Bouabré, delantero del Rennes, fue la figura del partido con un doblete en la primera mitad. Su velocidad, definición y lectura del juego fueron determinantes para abrir espacios y castigar a la defensa noruega. A sus 19 años, ya muestra un nivel que lo proyecta hacia el primer equipo de su club y hacia un futuro protagonismo en la selección absoluta.
El talento francés se hizo notar en todas las líneas. En defensa, Elyaz Zidane (hijo del legendario Zinedine Zidane) comandó la salida de balón con elegancia, mientras que Noham Kamara se encargó de dar equilibrio en el mediocampo. En ataque, jugadores como Djylian N’Guessan e Ilane Touré aportaron velocidad y creatividad por las bandas, convirtiendo a Francia en una máquina ofensiva difícil de detener.
Francia, una generación que ilusiona
El conjunto galo mantiene un estilo basado en la posesión, la presión alta y la inteligencia táctica. Diomède ha logrado combinar el talento natural con disciplina y estructura, logrando que este equipo Sub-20 no solo deslumbre, sino también compita con madurez.
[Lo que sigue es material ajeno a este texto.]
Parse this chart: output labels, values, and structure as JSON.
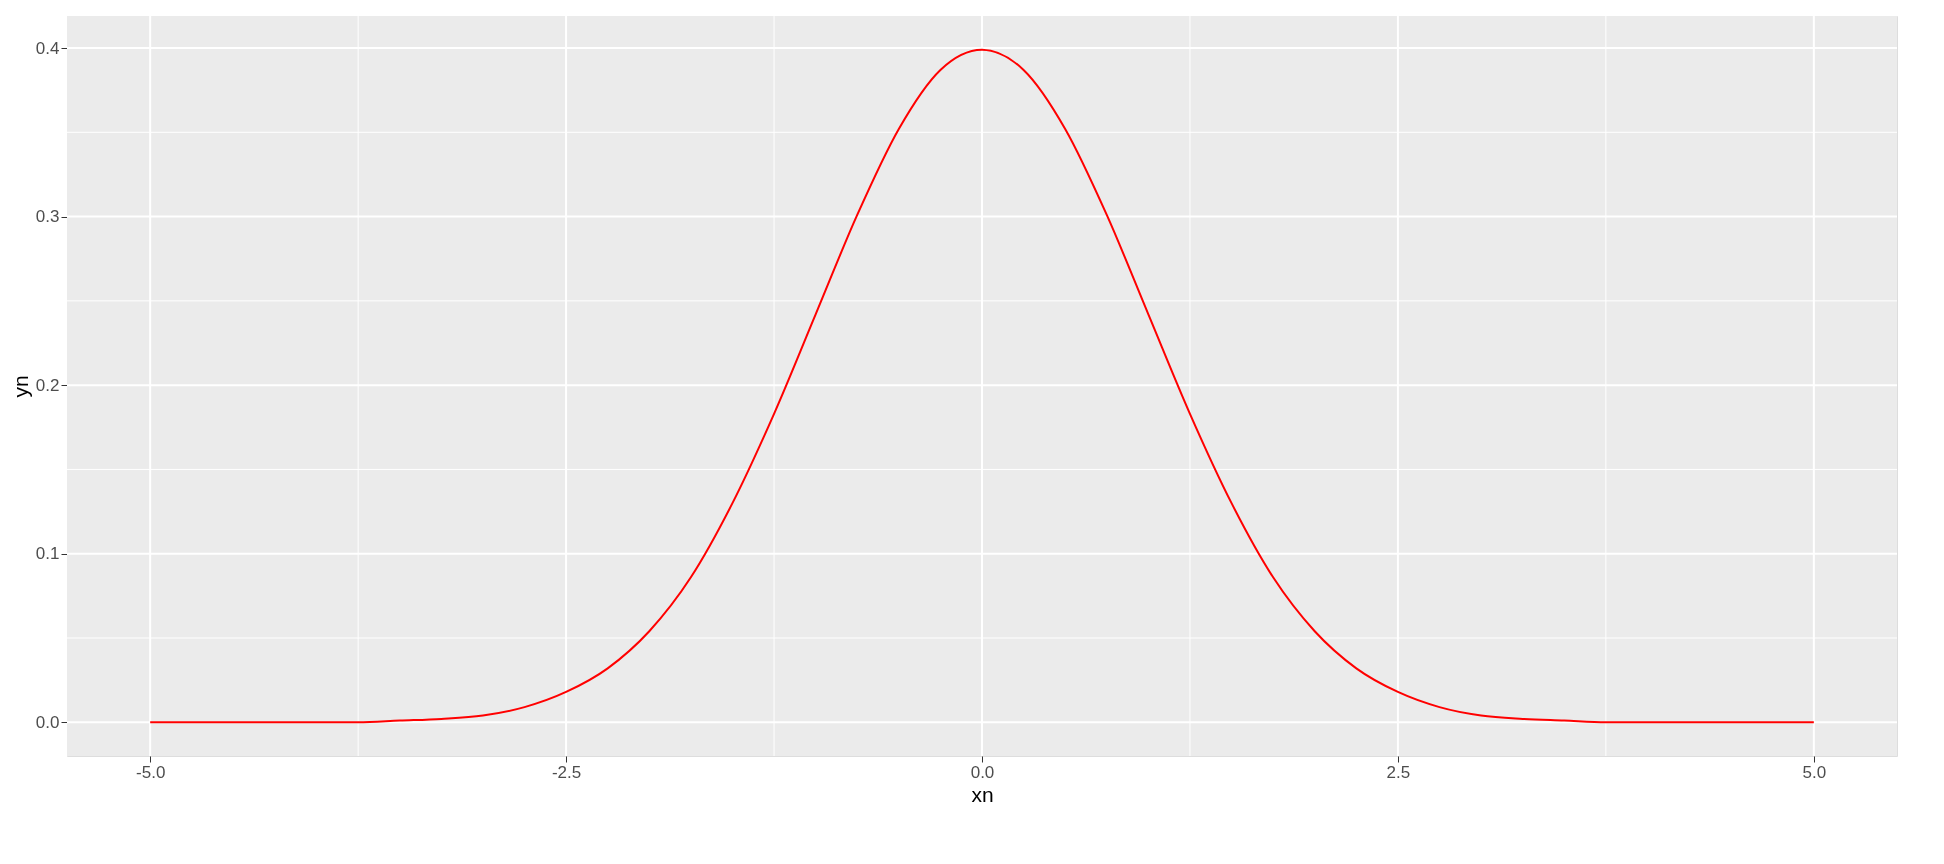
{
  "chart_data": {
    "type": "line",
    "xlabel": "xn",
    "ylabel": "yn",
    "x": [
      -5,
      -4.75,
      -4.5,
      -4.25,
      -4,
      -3.75,
      -3.5,
      -3.25,
      -3,
      -2.75,
      -2.5,
      -2.25,
      -2,
      -1.75,
      -1.5,
      -1.25,
      -1,
      -0.75,
      -0.5,
      -0.25,
      0,
      0.25,
      0.5,
      0.75,
      1,
      1.25,
      1.5,
      1.75,
      2,
      2.25,
      2.5,
      2.75,
      3,
      3.25,
      3.5,
      3.75,
      4,
      4.25,
      4.5,
      4.75,
      5
    ],
    "series": [
      {
        "color": "#ff0000",
        "values": [
          0,
          0,
          0,
          0,
          0,
          0,
          0.001,
          0.002,
          0.004,
          0.009,
          0.018,
          0.032,
          0.054,
          0.086,
          0.13,
          0.183,
          0.242,
          0.301,
          0.352,
          0.387,
          0.399,
          0.387,
          0.352,
          0.301,
          0.242,
          0.183,
          0.13,
          0.086,
          0.054,
          0.032,
          0.018,
          0.009,
          0.004,
          0.002,
          0.001,
          0,
          0,
          0,
          0,
          0,
          0
        ]
      }
    ],
    "xlim": [
      -5.5,
      5.5
    ],
    "ylim": [
      -0.02,
      0.419
    ],
    "xticks": [
      {
        "value": -5,
        "label": "-5.0"
      },
      {
        "value": -2.5,
        "label": "-2.5"
      },
      {
        "value": 0,
        "label": "0.0"
      },
      {
        "value": 2.5,
        "label": "2.5"
      },
      {
        "value": 5,
        "label": "5.0"
      }
    ],
    "yticks": [
      {
        "value": 0,
        "label": "0.0"
      },
      0.1,
      0.2,
      0.3,
      0.4
    ],
    "grid": true,
    "marker": "none",
    "line_style": "solid"
  }
}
Cada línea cuenta con figuras que ya destacan en clubes europeos, una señal clara del potencial que tiene esta generación.
Con jugadores formados en academias de élite como las de Rennes, Lyon, Lille y PSG, Francia Sub-20 representa la continuidad del éxito de un país que lleva años dominando las categorías inferiores. La profundidad del plantel permite al entrenador rotar sin perder calidad, una ventaja que pocos equipos del torneo pueden presumir.
Ahora, el desafío será mayúsculo: enfrentarse a Marruecos, la gran revelación del torneo. El duelo promete ser uno de los más emocionantes de la competencia, con dos estilos diferentes pero igual de efectivos. Francia buscará imponer su técnica y dominio del balón, mientras que Marruecos apostará por la velocidad, la intensidad y la sorpresa.
Los franceses llegan con confianza y con un ataque que ha funcionado a la perfección. Bouabré lidera la ofensiva, pero el verdadero valor de este equipo radica en su conjunto: todos aportan, todos entienden el juego y todos compiten con mentalidad ganadora.
Con el pase a semifinales, Francia reafirma su papel como candidata al título. Si mantiene el nivel mostrado hasta ahora, la selección gala no solo puede vencer a Marruecos, sino también soñar con coronarse campeona del mundo Sub-20 y seguir alimentando la tradición de una cantera que no deja de producir estrellas.